As a SOMAFCO graduate, where John met Ntombi and their first child, Busi, was born, I was very interested in The John and Ntombi Story as part of our struggle and exile literature. However, and upon purchasing and reading The John and Ntombi Story, I was even excited to learn that I also knew their son, Sipho, who is mentioned in the book.
SOMAFCO is the Solomon Mahlangu Freedom College the ANC established in 1978 in Morogoro, Tanzania following the exodus of hundreds of young South Africans in the aftermath of the June 1976 uprisings that started in Soweto and spread throughout the country. SOMAFCO was closed in 1992.
John had been recruited to come teach at SOMAFCO and Ntombi to come help set up the kitchen facilities following her training in Zambia. Both had strong family struggle backgrounds with John’s father being one of the accused in the 1956 Treason Trail and his mother suffering arrest and banishment and Ntombi’s father being an ANC operative in South Africa and then in Swaziland where he relocated to in the end.
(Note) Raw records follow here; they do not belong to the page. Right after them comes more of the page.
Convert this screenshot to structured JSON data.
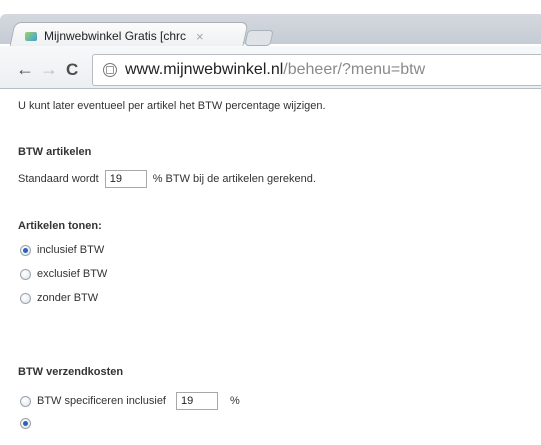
{
  "browser": {
    "tab_title": "Mijnwebwinkel Gratis [chrc",
    "tab_close": "×",
    "url_host": "www.mijnwebwinkel.nl",
    "url_path": "/beheer/?menu=btw",
    "back": "←",
    "forward": "→",
    "reload": "C"
  },
  "page": {
    "intro": "U kunt later eventueel per artikel het BTW percentage wijzigen.",
    "btw_artikelen": {
      "heading": "BTW artikelen",
      "prefix": "Standaard wordt",
      "value": "19",
      "suffix": "% BTW bij de artikelen gerekend."
    },
    "artikelen_tonen": {
      "heading": "Artikelen tonen:",
      "options": [
        {
          "label": "inclusief BTW",
          "checked": true
        },
        {
          "label": "exclusief BTW",
          "checked": false
        },
        {
          "label": "zonder BTW",
          "checked": false
        }
      ]
    },
    "verzendkosten": {
      "heading": "BTW verzendkosten",
      "option1_prefix": "BTW specificeren inclusief",
      "option1_value": "19",
      "option1_suffix": "%"
    }
  },
  "colors": {
    "radio_selected": "#2a63b8",
    "url_path": "#8a8a8a"
  }
}
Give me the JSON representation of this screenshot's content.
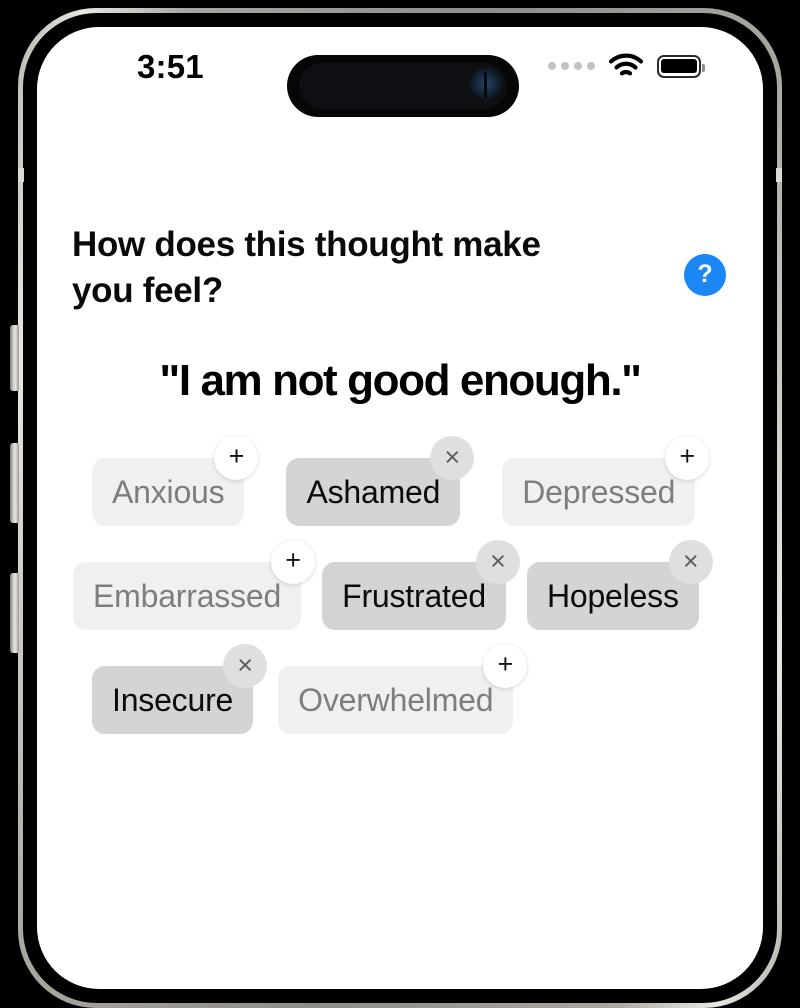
{
  "status_bar": {
    "time": "3:51",
    "cellular_icon": "cellular-dots-icon",
    "wifi_icon": "wifi-icon",
    "battery_icon": "battery-icon"
  },
  "header": {
    "question": "How does this thought make you feel?",
    "help_label": "?",
    "help_icon": "question-mark-icon"
  },
  "thought": {
    "text": "\"I am not good enough.\""
  },
  "colors": {
    "accent_blue": "#1a87f5",
    "chip_unselected_bg": "#f0f0f0",
    "chip_unselected_text": "#7e7e7e",
    "chip_selected_bg": "#d4d4d4",
    "chip_selected_text": "#0b0b0b",
    "badge_add_bg": "#ffffff",
    "badge_remove_bg": "#dfdfdf",
    "screen_bg": "#ffffff",
    "frame_metal": "#a8a69f"
  },
  "badges": {
    "add_glyph": "+",
    "remove_glyph": "×",
    "add_icon": "plus-icon",
    "remove_icon": "close-icon"
  },
  "emotions": {
    "rows": [
      [
        {
          "label": "Anxious",
          "selected": false
        },
        {
          "label": "Ashamed",
          "selected": true
        },
        {
          "label": "Depressed",
          "selected": false
        }
      ],
      [
        {
          "label": "Embarrassed",
          "selected": false
        },
        {
          "label": "Frustrated",
          "selected": true
        },
        {
          "label": "Hopeless",
          "selected": true
        }
      ],
      [
        {
          "label": "Insecure",
          "selected": true
        },
        {
          "label": "Overwhelmed",
          "selected": false
        }
      ]
    ]
  }
}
Both John and Ntombi left the country for boarding school, John in England and Ntombi in Swaziland before their own full-blown involvement in the struggle against apartheid, which led them to SOMAFCO and then back to England until they were able to return to South Africa following the 1990 changes that ushered in a new dispensation in our country.
Though their first child was born in Morogoro in 1986, this was before I arrived at SOMAFCO around 1987/8, having been in Dakawa first and they having gone to England by the time I arrived at SOMAFCO proper.
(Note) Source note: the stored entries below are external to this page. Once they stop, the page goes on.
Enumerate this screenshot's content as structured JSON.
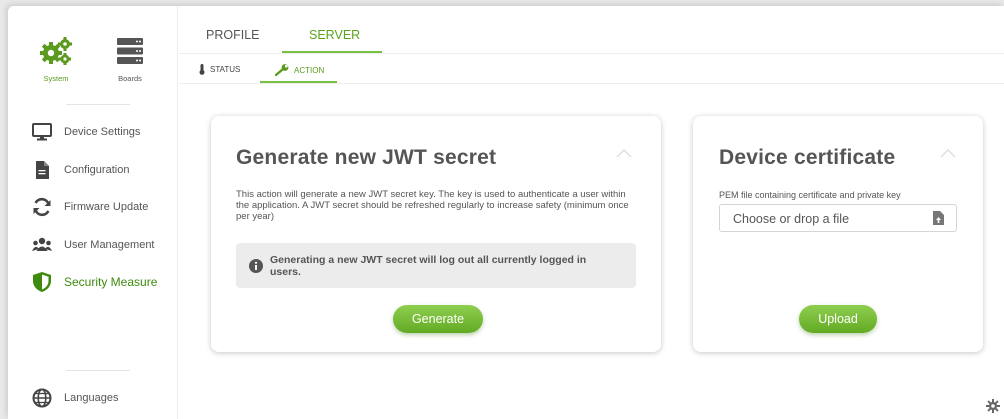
{
  "sidebar": {
    "system_label": "System",
    "boards_label": "Boards",
    "items": [
      {
        "label": "Device Settings",
        "icon": "monitor-icon"
      },
      {
        "label": "Configuration",
        "icon": "document-icon"
      },
      {
        "label": "Firmware Update",
        "icon": "refresh-icon"
      },
      {
        "label": "User Management",
        "icon": "users-icon"
      },
      {
        "label": "Security Measure",
        "icon": "shield-icon",
        "active": true
      }
    ],
    "languages_label": "Languages"
  },
  "tabs": [
    {
      "label": "PROFILE"
    },
    {
      "label": "SERVER",
      "active": true
    }
  ],
  "subtabs": [
    {
      "label": "STATUS",
      "icon": "thermometer-icon"
    },
    {
      "label": "ACTION",
      "icon": "wrench-icon",
      "active": true
    }
  ],
  "jwt_card": {
    "title": "Generate new JWT secret",
    "description": "This action will generate a new JWT secret key. The key is used to authenticate a user within the application. A JWT secret should be refreshed regularly to increase safety (minimum once per year)",
    "warning": "Generating a new JWT secret will log out all currently logged in users.",
    "button_label": "Generate"
  },
  "cert_card": {
    "title": "Device certificate",
    "field_label": "PEM file containing certificate and private key",
    "file_placeholder": "Choose or drop a file",
    "button_label": "Upload"
  },
  "colors": {
    "accent": "#5aa41c",
    "accent_dark": "#3e8a0e",
    "button": "#6db52c",
    "info_bg": "#ececec"
  }
}
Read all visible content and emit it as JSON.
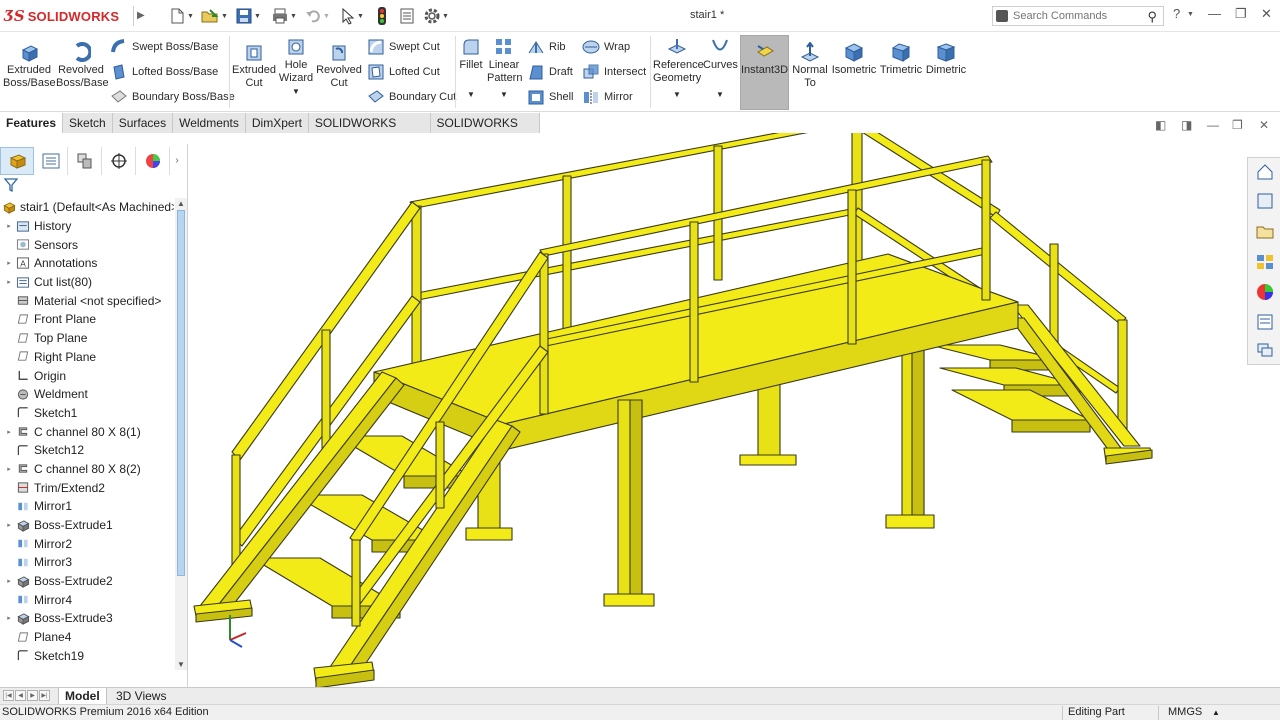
{
  "app": {
    "brand": "SOLIDWORKS",
    "document_title": "stair1 *"
  },
  "search": {
    "placeholder": "Search Commands"
  },
  "ribbon": {
    "extruded_boss": "Extruded Boss/Base",
    "revolved_boss": "Revolved Boss/Base",
    "swept_boss": "Swept Boss/Base",
    "lofted_boss": "Lofted Boss/Base",
    "boundary_boss": "Boundary Boss/Base",
    "extruded_cut": "Extruded Cut",
    "hole_wizard": "Hole Wizard",
    "revolved_cut": "Revolved Cut",
    "swept_cut": "Swept Cut",
    "lofted_cut": "Lofted Cut",
    "boundary_cut": "Boundary Cut",
    "fillet": "Fillet",
    "linear_pattern": "Linear Pattern",
    "rib": "Rib",
    "draft": "Draft",
    "shell": "Shell",
    "wrap": "Wrap",
    "intersect": "Intersect",
    "mirror": "Mirror",
    "reference_geometry": "Reference Geometry",
    "curves": "Curves",
    "instant3d": "Instant3D",
    "normal_to": "Normal To",
    "isometric": "Isometric",
    "trimetric": "Trimetric",
    "dimetric": "Dimetric"
  },
  "command_tabs": [
    "Features",
    "Sketch",
    "Surfaces",
    "Weldments",
    "DimXpert",
    "SOLIDWORKS Add-Ins",
    "SOLIDWORKS MBD"
  ],
  "tree": {
    "root": "stair1  (Default<As Machined>",
    "items": [
      {
        "label": "History",
        "icon": "history-icon",
        "expand": true
      },
      {
        "label": "Sensors",
        "icon": "sensors-icon",
        "expand": false
      },
      {
        "label": "Annotations",
        "icon": "annotations-icon",
        "expand": true
      },
      {
        "label": "Cut list(80)",
        "icon": "cut-list-icon",
        "expand": true
      },
      {
        "label": "Material <not specified>",
        "icon": "material-icon",
        "expand": false
      },
      {
        "label": "Front Plane",
        "icon": "plane-icon",
        "expand": false
      },
      {
        "label": "Top Plane",
        "icon": "plane-icon",
        "expand": false
      },
      {
        "label": "Right Plane",
        "icon": "plane-icon",
        "expand": false
      },
      {
        "label": "Origin",
        "icon": "origin-icon",
        "expand": false
      },
      {
        "label": "Weldment",
        "icon": "weldment-icon",
        "expand": false
      },
      {
        "label": "Sketch1",
        "icon": "sketch-icon",
        "expand": false
      },
      {
        "label": "C channel 80 X 8(1)",
        "icon": "structural-member-icon",
        "expand": true
      },
      {
        "label": "Sketch12",
        "icon": "sketch-icon",
        "expand": false
      },
      {
        "label": "C channel 80 X 8(2)",
        "icon": "structural-member-icon",
        "expand": true
      },
      {
        "label": "Trim/Extend2",
        "icon": "trim-extend-icon",
        "expand": false
      },
      {
        "label": "Mirror1",
        "icon": "mirror-icon",
        "expand": false
      },
      {
        "label": "Boss-Extrude1",
        "icon": "extrude-icon",
        "expand": true
      },
      {
        "label": "Mirror2",
        "icon": "mirror-icon",
        "expand": false
      },
      {
        "label": "Mirror3",
        "icon": "mirror-icon",
        "expand": false
      },
      {
        "label": "Boss-Extrude2",
        "icon": "extrude-icon",
        "expand": true
      },
      {
        "label": "Mirror4",
        "icon": "mirror-icon",
        "expand": false
      },
      {
        "label": "Boss-Extrude3",
        "icon": "extrude-icon",
        "expand": true
      },
      {
        "label": "Plane4",
        "icon": "plane-icon",
        "expand": false
      },
      {
        "label": "Sketch19",
        "icon": "sketch-icon",
        "expand": false
      }
    ]
  },
  "bottom_tabs": {
    "model": "Model",
    "views3d": "3D Views"
  },
  "status": {
    "edition": "SOLIDWORKS Premium 2016 x64 Edition",
    "mode": "Editing Part",
    "units": "MMGS"
  },
  "colors": {
    "brand_red": "#d62828",
    "model_yellow": "#f2eb18",
    "model_outline": "#3a3a1a",
    "tab_active_bg": "#ffffff"
  }
}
As one of our stories of exile, The John and Ntombi Story reads remarkable well and is full of interesting and incredible insights into our struggle and their family history, which is remarkable in and of itself beginning with their parents through to their own lives and that of their children. It is a treasure trove about a remarkable family.
It is these stories I hope we can share with others to help us better understand the complex and complicated road we have walked to the here and now with all it entails, i.e., the highs, lows, the joys and suffering, our hopes and dreams, and all the disappointments that comes with hoping and dreaming.
Consequently, I am very pleased and proud to learn of the Carneson family, their life, and history through John's obvious labour of love for his family and the life they have lived. It is a proud account of their efforts in making a life for themselves given the history and circumstances that bore us to where we are now.
As The John and Ntombi Story makes clear, we all paid for the lives we have in different ways, some great and others not so great. Often it is a marvel what we got right and what we didn't, regardless of our own little efforts in our little corner of the world. It is, however, lovely to learn of the joys, wonders, success, and struggle of our kind here before we were exiled, while we were exiled, and upon our return, which is not so commonly known until someone stumbles on a book like the one John Carneson dared to write.
I am very happy that we now have The John and Ntombi Story. Each story like this makes us all whole in some way. Whether abstract or tangible, it all matters, somehow.
In conclusion, there was a bigger promise that drove us all and we are not yet done, albeit some of us are old and tired, and frail. We are not yet done.